Her therapy had begun because she had read Suzanne Somers’s book Keeping Secrets. Suzanne Somer’s childhood closely resembled her own. And even though Suzanne Somer’s family had all chosen recovery, she could see a glimpse of herself having a different life. She knew she would have to die fighting this disease of alcoholism and violence rather to succumb to it. Over the next few years she struggled with bad choices in her life. She urged her family to help themselves. Her mother didn’t like how she referenced a sitcom star. She continued “the business” for only a little while longer. She added on a new addiction though – spending money. Outside of the business, men continued to take advantage of her. She would somehow pick men that were cheaters, liars and just wanted to use her. They never gave the generous, kind girl a chance. By 1993, she was out of the business of seeing various men. She had stopped seeing a guy she had been with for seven months though she saw him one last time at the end of February 1994, were they conceived her son. Her son would push her forward toward living a life she had only dreamt about.
She went to live in San Diego with her parents when she was pregnant but, when her child was 5 months old she moved back to Los Angeles. She couldn’t live with her mother’s alcoholism anymore. She had been fighting with her while she was pregnant. Her son could not be a part of that.
She found a studio apartment in West Los Angeles. Even though she had the same friends, she now had new priorities. By the time her son was fifteen months old she returned to school. Within 2 ½ years she received her Associates Degree in Business Administration. She chose to no longer be friends with the girls that were chasing ballplayers and going to the clubs. She stopped drinking and continued to work on her personal growth.
It’s now 2008. Her son is 14 years old. She received her Bachelor’s Degree in 2003. All those years she put herself through school. She stopped taking money from men. She’d only see her family maybe once a year. They were pretty non-existent for the most part.
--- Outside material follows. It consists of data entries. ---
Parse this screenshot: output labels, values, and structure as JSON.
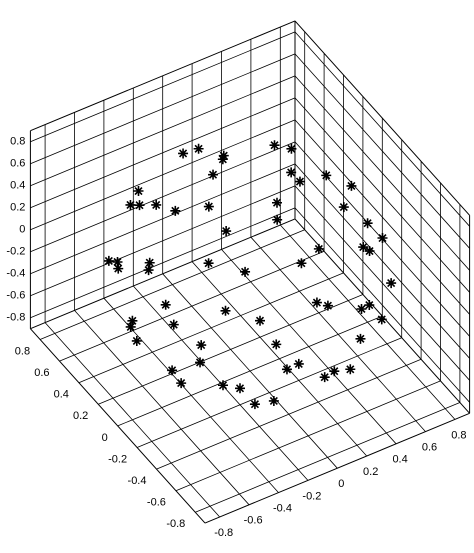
{
  "chart_data": {
    "type": "scatter3d",
    "xlim": [
      -0.9,
      0.9
    ],
    "ylim": [
      -0.9,
      0.9
    ],
    "zlim": [
      -0.9,
      0.9
    ],
    "xticks": [
      -0.8,
      -0.6,
      -0.4,
      -0.2,
      0,
      0.2,
      0.4,
      0.6,
      0.8
    ],
    "yticks": [
      -0.8,
      -0.6,
      -0.4,
      -0.2,
      0,
      0.2,
      0.4,
      0.6,
      0.8
    ],
    "zticks": [
      -0.8,
      -0.6,
      -0.4,
      -0.2,
      0,
      0.2,
      0.4,
      0.6,
      0.8
    ],
    "grid": true,
    "series": [
      {
        "color": "#000000",
        "x": [
          0.28,
          0,
          -0.28,
          0,
          0.46,
          0,
          -0.46,
          -0.46,
          0,
          0.46,
          0.69,
          0.49,
          0,
          -0.49,
          -0.69,
          -0.49,
          0,
          0.49,
          0.71,
          0.29,
          -0.29,
          -0.71,
          -0.71,
          -0.29,
          0.29,
          0.71,
          0.8,
          0.65,
          0.25,
          -0.25,
          -0.65,
          -0.8,
          -0.65,
          -0.25,
          0.25,
          0.65,
          0.77,
          0.54,
          0,
          -0.54,
          -0.77,
          -0.54,
          0,
          0.54,
          0.64,
          0.26,
          -0.26,
          -0.64,
          -0.64,
          -0.26,
          0.26,
          0.64,
          0.53,
          0.27,
          -0.27,
          -0.53,
          -0.27,
          0.27,
          0.2,
          -0.2,
          -0.2,
          0.2
        ],
        "y": [
          0,
          0.28,
          0,
          -0.28,
          0.27,
          0.53,
          0.27,
          -0.27,
          -0.53,
          -0.27,
          0,
          0.49,
          0.69,
          0.49,
          0,
          -0.49,
          -0.69,
          -0.49,
          0.29,
          0.71,
          0.71,
          0.29,
          -0.29,
          -0.71,
          -0.71,
          -0.29,
          0,
          0.47,
          0.76,
          0.76,
          0.47,
          0,
          -0.47,
          -0.76,
          -0.76,
          -0.47,
          0,
          0.54,
          0.77,
          0.54,
          0,
          -0.54,
          -0.77,
          -0.54,
          0.26,
          0.64,
          0.64,
          0.26,
          -0.26,
          -0.64,
          -0.64,
          -0.26,
          0,
          0.46,
          0.46,
          0,
          -0.46,
          -0.46,
          0.2,
          0.2,
          -0.2,
          -0.2
        ],
        "z": [
          0.75,
          0.75,
          0.75,
          0.75,
          0.6,
          0.6,
          0.6,
          0.6,
          0.6,
          0.6,
          0.4,
          0.4,
          0.4,
          0.4,
          0.4,
          0.4,
          0.4,
          0.4,
          0.2,
          0.2,
          0.2,
          0.2,
          0.2,
          0.2,
          0.2,
          0.2,
          0,
          0,
          0,
          0,
          0,
          0,
          0,
          0,
          0,
          0,
          -0.2,
          -0.2,
          -0.2,
          -0.2,
          -0.2,
          -0.2,
          -0.2,
          -0.2,
          -0.4,
          -0.4,
          -0.4,
          -0.4,
          -0.4,
          -0.4,
          -0.4,
          -0.4,
          -0.6,
          -0.6,
          -0.6,
          -0.6,
          -0.6,
          -0.6,
          -0.75,
          -0.75,
          -0.75,
          -0.75
        ]
      }
    ]
  }
}
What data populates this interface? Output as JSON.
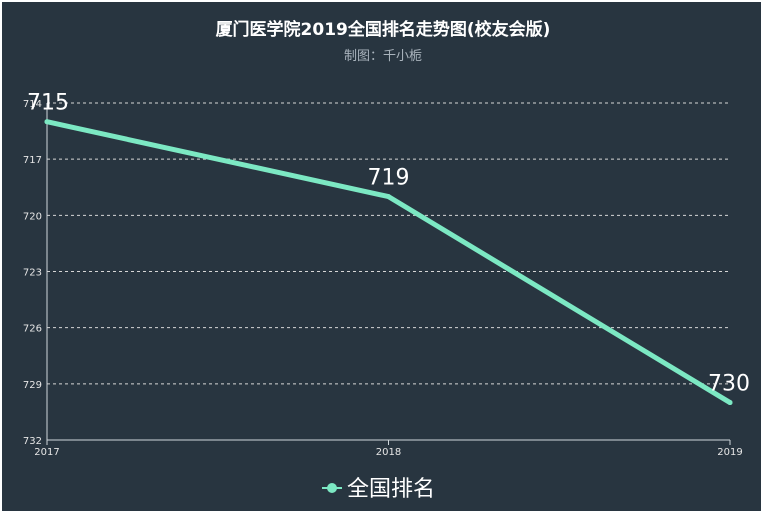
{
  "chart_data": {
    "type": "line",
    "title": "厦门医学院2019全国排名走势图(校友会版)",
    "subtitle": "制图：千小栀",
    "x": [
      "2017",
      "2018",
      "2019"
    ],
    "series": [
      {
        "name": "全国排名",
        "values": [
          715,
          719,
          730
        ]
      }
    ],
    "y_axis": {
      "ticks": [
        714,
        717,
        720,
        723,
        726,
        729,
        732
      ],
      "range": [
        714,
        732
      ],
      "inverse": true
    },
    "grid": true,
    "grid_style": "dashed",
    "legend_position": "bottom-center",
    "colors": {
      "background": "#283540",
      "line": "#7ce8c3"
    }
  }
}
She never received help from her son’s father, physically or financially. Her son does not know him. But her son has his mom’s spirit. He is funny, generous, compassionate and sweet. He is in advanced classes at his school and has never really shown any anger or issues from his situation of not having his father around. She only spanked him once. He never has witnessed violence or alcoholism. They have spoken about it, but he would never believe what his mother has experienced. No one that meets her would.
Her life has been a long journey with lots of lessons. She knows what she wants from life by having experienced what she doesn’t want. If she had not made the choice to have her son, she thinks she may still be a victim. She thinks and hopes she has begun the process of change for a new journey for hopefully many generations to come to live life with humor, peace, happiness, and love. And, this she knows for sure: that she is always evolving and she now knows that she can make it through anything.